The hybridization of Africanized and European honeybees has been an added concern for beekeepers already plagued by the collapse of bee colonies nationwide.

"Your beekeepers are the ones that probably have seen the biggest influence from (Africanization) because they have to purchase their queens, and they have to replace them every so often with certified European honeybees," McGuill said.

The number of bee attacks in Victoria has been pretty consistent during the past several years.

"Over last 10 years at least, they've just become part of life in South Texas," McGuill said.

The Victoria Fire Department has responded to two bee incidents since October 2013, including the bee attack at Texas Port Recycling on Aug. 5 that sent a 12-year-old boy and 60-year-old man to the hospital. Figures for previous years were not available because of a change in the fire department's record-keeping software.

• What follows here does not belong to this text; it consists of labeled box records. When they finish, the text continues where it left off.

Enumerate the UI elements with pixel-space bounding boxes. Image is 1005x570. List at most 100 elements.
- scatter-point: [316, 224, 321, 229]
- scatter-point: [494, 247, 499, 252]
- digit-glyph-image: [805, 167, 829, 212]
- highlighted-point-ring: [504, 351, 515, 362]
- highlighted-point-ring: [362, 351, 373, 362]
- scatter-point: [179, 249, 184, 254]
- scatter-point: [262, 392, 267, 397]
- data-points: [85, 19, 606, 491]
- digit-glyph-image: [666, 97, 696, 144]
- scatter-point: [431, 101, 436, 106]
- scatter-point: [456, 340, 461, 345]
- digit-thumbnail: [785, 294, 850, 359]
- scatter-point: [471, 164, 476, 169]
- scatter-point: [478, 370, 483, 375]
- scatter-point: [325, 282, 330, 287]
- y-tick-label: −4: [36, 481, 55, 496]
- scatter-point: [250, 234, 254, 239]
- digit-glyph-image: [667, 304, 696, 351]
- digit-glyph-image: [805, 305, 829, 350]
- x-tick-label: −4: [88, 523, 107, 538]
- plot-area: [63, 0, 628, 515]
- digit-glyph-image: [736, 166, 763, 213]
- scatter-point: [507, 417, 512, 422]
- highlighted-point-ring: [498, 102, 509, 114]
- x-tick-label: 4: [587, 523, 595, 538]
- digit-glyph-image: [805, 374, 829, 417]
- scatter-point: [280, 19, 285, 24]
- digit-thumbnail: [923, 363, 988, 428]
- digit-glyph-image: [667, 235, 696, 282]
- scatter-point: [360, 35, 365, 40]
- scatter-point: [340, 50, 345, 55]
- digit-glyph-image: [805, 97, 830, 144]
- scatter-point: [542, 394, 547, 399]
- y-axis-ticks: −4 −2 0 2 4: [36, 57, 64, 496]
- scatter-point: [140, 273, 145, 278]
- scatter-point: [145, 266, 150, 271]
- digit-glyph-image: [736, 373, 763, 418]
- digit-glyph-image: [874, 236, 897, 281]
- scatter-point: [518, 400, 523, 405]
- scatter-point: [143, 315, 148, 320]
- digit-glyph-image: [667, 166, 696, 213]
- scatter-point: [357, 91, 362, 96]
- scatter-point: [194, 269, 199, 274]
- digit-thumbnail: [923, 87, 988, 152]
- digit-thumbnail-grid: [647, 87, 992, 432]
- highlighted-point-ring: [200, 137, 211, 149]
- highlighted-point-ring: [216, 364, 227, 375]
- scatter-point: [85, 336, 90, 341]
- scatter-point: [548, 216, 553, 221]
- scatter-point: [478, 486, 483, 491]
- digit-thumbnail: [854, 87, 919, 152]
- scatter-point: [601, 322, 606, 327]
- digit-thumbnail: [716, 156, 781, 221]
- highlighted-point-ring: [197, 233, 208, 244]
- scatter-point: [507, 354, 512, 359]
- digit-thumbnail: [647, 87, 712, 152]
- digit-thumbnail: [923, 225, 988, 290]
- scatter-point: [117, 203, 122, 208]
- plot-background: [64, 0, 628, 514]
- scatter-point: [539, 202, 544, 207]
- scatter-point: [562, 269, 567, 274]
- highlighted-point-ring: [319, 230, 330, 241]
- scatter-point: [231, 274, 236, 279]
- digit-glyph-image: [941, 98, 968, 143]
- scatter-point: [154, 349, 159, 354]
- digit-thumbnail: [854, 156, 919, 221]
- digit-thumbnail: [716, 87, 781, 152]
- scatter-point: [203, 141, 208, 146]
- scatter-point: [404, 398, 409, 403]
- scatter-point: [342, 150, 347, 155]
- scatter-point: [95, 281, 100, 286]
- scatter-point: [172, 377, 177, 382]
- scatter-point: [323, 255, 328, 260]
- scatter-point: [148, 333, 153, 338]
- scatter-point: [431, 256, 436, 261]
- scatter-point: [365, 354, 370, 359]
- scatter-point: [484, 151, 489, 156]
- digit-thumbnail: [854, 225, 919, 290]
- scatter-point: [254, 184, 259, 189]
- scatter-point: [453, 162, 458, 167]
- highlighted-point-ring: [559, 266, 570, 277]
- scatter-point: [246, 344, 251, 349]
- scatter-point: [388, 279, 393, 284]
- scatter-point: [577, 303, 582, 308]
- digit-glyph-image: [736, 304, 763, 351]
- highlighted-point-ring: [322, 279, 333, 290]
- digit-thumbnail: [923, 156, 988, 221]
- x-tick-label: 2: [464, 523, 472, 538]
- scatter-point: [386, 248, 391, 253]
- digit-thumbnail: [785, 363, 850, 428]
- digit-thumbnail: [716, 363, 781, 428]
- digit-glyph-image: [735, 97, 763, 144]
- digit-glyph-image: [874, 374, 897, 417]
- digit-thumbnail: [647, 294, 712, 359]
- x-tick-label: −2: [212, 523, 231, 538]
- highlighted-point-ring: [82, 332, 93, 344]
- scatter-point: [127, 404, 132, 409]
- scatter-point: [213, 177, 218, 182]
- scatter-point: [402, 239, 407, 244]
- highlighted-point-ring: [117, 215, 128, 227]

The fire department carries three or four bee suits on its brush truck, which is sent out to bee calls, said Assistant Fire Chief Tracy Fox. The truck also carries foam, a detergent like substance that, in addition to its role in helping to extinguish fires, also kills bees.

"In my experience, a lot of bee attacks are revolved around somebody mowing or using some kind of equipment that makes noise or vibration," Fox said.

While European honeybees also are sensitive to the sounds and vibrations from yard equipment, Africanized bees are more likely to attack, McGuill said.

About half the bee calls Jeff Lowe, the owner of Pest Pros, responds to are for hives that appear Africanized, he said. While the slight size difference between Africanized and European honeybees is not visible to the naked eye, the behavioral difference is quite evident.

European bees are not aggressive and rarely ever sting, Lowe said.

"We got to have bees to eat. Without bees you can't have food," Lowe said. "The reason people are scared of bees, though, is they're aggressive now."

Fully recovered from his attack 10 years ago, Logan, 80, of Victoria County, still carries Benadryl with him just in case he is stung again.

"I realize you have to have bees to pollinate," he said. "But I tell you what, they are aggressive little guys."